The Volkswagen EcoRacer is a concept car manufactured by Volkswagen which was first shown to the public at the 2005 Tokyo Motor Show. The car envisioned as an ultra-efficient diesel-powered sports car.

It was designed by Cesar Muntada, a Barcelona born designer, who previously worked in the Design Center of PSA Peugeot and of Honda. Muntada is also the acclaimed author of the successful project "Showdown", a Harley-Davidson based concept bike allotted to be made by 2020.

==Design and features==
The EcoRacer has a two seats and has a small luggage compartment. It features an ability to convert into three modes: coupe, roadster (no roof) or speedster (no pillar/windscreen). The body is made out of carbon fibre, which resulted in a relatively low weight of 850 kilograms (approximately 1875 lb). It is 3.765 m with a wheelbase of 2.48 m.

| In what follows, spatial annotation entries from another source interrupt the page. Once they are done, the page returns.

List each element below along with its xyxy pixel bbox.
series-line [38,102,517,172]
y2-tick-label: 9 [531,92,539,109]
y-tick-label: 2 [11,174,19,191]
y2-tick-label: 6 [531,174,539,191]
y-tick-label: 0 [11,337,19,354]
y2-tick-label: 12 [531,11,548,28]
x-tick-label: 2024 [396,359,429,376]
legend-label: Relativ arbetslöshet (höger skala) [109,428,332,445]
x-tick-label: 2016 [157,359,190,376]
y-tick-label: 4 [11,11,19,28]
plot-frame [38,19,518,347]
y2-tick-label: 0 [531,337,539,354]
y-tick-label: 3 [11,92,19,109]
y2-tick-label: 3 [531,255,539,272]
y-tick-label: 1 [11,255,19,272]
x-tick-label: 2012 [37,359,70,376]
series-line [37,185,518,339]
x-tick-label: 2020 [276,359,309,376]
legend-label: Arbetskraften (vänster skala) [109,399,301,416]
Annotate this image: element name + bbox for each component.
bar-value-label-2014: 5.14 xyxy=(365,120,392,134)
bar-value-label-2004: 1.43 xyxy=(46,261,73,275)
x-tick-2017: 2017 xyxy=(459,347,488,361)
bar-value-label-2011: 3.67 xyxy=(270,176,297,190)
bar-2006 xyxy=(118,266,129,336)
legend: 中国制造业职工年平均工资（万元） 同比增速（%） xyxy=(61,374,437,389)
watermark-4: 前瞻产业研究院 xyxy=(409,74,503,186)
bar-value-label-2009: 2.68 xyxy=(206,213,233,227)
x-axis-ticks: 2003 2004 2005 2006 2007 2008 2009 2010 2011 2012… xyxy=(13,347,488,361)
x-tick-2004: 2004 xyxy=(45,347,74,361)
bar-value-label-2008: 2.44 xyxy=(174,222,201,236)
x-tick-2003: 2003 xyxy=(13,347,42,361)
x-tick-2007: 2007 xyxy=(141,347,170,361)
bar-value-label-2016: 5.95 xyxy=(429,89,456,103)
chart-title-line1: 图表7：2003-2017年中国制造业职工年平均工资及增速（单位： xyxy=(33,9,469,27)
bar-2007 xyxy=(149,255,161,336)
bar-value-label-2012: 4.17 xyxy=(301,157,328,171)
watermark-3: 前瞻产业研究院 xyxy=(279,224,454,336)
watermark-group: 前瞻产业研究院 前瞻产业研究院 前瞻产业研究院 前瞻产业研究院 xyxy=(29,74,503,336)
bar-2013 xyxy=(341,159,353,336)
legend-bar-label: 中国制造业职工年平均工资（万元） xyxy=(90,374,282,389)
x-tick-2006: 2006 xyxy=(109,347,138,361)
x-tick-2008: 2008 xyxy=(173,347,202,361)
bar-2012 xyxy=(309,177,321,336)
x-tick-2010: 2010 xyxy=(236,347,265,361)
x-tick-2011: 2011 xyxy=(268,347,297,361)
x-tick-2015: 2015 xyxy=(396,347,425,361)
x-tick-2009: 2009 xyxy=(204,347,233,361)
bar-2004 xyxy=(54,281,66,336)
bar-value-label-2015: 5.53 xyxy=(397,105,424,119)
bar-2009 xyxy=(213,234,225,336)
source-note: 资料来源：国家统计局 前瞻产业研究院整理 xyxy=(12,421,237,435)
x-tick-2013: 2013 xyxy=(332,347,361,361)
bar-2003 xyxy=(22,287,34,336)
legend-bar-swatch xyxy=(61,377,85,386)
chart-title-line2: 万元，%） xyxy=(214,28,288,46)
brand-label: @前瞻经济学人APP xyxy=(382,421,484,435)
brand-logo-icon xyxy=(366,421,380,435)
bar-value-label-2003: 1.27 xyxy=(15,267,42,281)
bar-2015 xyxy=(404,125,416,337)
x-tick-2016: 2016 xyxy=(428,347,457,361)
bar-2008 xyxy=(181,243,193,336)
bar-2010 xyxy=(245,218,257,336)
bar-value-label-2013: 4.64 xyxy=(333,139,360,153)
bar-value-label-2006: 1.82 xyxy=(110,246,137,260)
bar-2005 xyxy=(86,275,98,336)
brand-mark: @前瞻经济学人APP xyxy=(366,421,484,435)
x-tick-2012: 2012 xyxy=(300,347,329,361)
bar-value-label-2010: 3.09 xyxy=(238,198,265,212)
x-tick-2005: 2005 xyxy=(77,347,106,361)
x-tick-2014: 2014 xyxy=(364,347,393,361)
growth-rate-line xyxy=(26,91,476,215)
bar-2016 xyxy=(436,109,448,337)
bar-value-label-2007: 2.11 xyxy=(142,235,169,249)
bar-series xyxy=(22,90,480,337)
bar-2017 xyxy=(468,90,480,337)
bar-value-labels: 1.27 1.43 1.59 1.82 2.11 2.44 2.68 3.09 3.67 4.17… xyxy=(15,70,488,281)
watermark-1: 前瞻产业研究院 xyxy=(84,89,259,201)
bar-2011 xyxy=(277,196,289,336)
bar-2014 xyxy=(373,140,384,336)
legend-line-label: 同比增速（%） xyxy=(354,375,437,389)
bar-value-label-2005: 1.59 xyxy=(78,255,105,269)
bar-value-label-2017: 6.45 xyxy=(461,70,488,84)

==Specifications and performance==
It has a 1.5 L turbocharged diesel engine. Despite the small displacement, it delivers one hundred kilowatts (136 hp) with 250 N·m of torque at 1900 rpm. The engine is of the common rail type, which is more efficient and quieter than the conventional rotary pump injection systems. It is equipped with a particulate matter filter. The engine is linked to a Direct-Shift Gearbox (DSG) with seven gears, and is a mid mount in front of the rear axle.

The EcoRacer accelerates from 0–100 km/h in 6.3 seconds and reaching a top speed of 230 km/h. The average fuel consumption is 3.4 liters per 100 km (70 miles per gallon).